I'm glad that iPhoto supports RAW now, and I'm glad that people are beginnng to take digital photo processing seriously, but I'd hate for people to get the wrong idea and start thinking that RAW is necessarily better than JPEG all the time.
It really depends on your camera more than anything else whether or not you actually want to use RAW. Furthermore, if you're going to be playing with RAW files, you really should get a better photo editor than iPhoto.
All RAW really is is the direct output from a camera's CCD. It's the image before the camera's internal firmware gets a chance to process it. For some photographers, this is a good thing because a few minutes in Photoshop can create much better images from the RAW output than the camera's chintzy little firmware can.
So if you're shooting with say a Konica Minolta DiMage Z2, then you're better off using RAW files because the camera's internal image processor has a strong tendency to create lots of noise and compression artifacts. But if you're shooting with an Olympus C8080WZ, you really should just shoot in JPEG mode because that camera's internal firmware does an amazing job producing great looking pictures in even the toughest lighting conditions.
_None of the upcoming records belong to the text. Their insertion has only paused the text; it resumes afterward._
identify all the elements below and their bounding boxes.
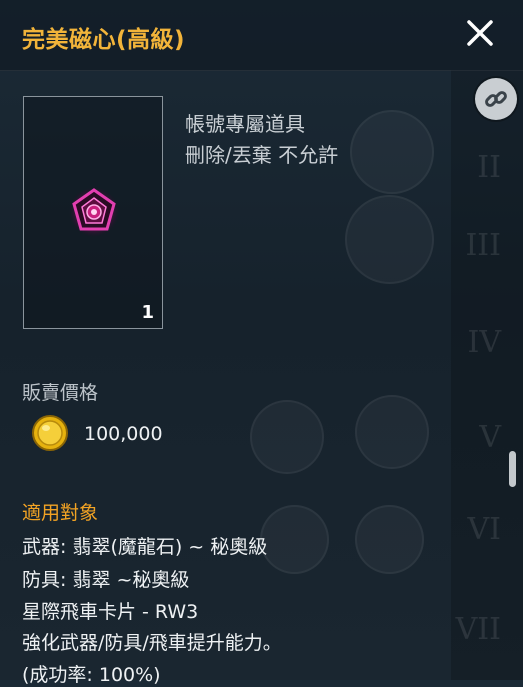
item-title: 完美磁心(高級) bbox=[22, 27, 186, 53]
link-icon bbox=[485, 91, 507, 107]
background-glyph: III bbox=[465, 228, 501, 263]
target-line: 星際飛車卡片 - RW3 bbox=[22, 601, 199, 623]
background-circle bbox=[260, 505, 329, 574]
background-glyph: VII bbox=[455, 612, 501, 647]
target-line: 強化武器/防具/飛車提升能力。 bbox=[22, 632, 282, 654]
applicable-targets-heading: 適用對象 bbox=[22, 502, 99, 524]
background-glyph: IV bbox=[467, 325, 501, 360]
background-circle bbox=[345, 195, 434, 284]
background-glyph: V bbox=[479, 420, 501, 455]
background-circle bbox=[350, 110, 434, 194]
gold-coin-icon bbox=[32, 415, 68, 451]
magnetic-core-gem-icon bbox=[69, 187, 119, 237]
attribute-no-delete: 刪除/丟棄 不允許 bbox=[185, 143, 339, 167]
item-slot[interactable]: 1 bbox=[23, 96, 163, 329]
target-line: 防具: 翡翠 ~秘奧級 bbox=[22, 569, 190, 591]
background-circle bbox=[355, 505, 424, 574]
sell-price-value: 100,000 bbox=[84, 423, 163, 445]
sell-price-label: 販賣價格 bbox=[22, 382, 99, 404]
close-icon bbox=[467, 20, 493, 46]
background-glyph: VI bbox=[467, 512, 501, 547]
target-line: 武器: 翡翠(魔龍石) ~ 秘奧級 bbox=[22, 536, 268, 558]
background-glyph: II bbox=[477, 150, 501, 185]
background-circle bbox=[355, 395, 429, 469]
scrollbar-thumb[interactable] bbox=[509, 451, 516, 487]
link-button[interactable] bbox=[475, 78, 517, 120]
attribute-account-bound: 帳號專屬道具 bbox=[185, 112, 305, 136]
close-button[interactable] bbox=[463, 16, 497, 50]
item-quantity: 1 bbox=[141, 302, 154, 323]
tooltip-header: 完美磁心(高級) bbox=[0, 0, 523, 71]
target-line: (成功率: 100%) bbox=[22, 664, 161, 686]
background-circle bbox=[250, 400, 324, 474]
In order for you to take the RAW image into Photoshop (or iPhoto) and do as good a job as the camera does on its own, you would have to spend a significant amount of your time tweaking it.
RAW support is a really great thing and for professional photographers or really serious hobbyists it allows you to take some great pictures that otherwise would be troublesome with most digital cameras. That being said, sometimes you really are better off just using high quality JPEG compression in the camera's firmware and if you really want to take advantage of all that RAW has to offer, you're going to need a stronger tool than iPhoto.
At most the RAW support in iPhoto means that hobbyists can now catalog their RAW files along with all of the other images they catalog in iPhoto which makes it more convenient to use and organize their photo collections. But anyone who was using RAW files before this iPhoto update already has Photoshop or Photoshop Elements, both of which are much better for editing RAW and for importing RAW files from your camera.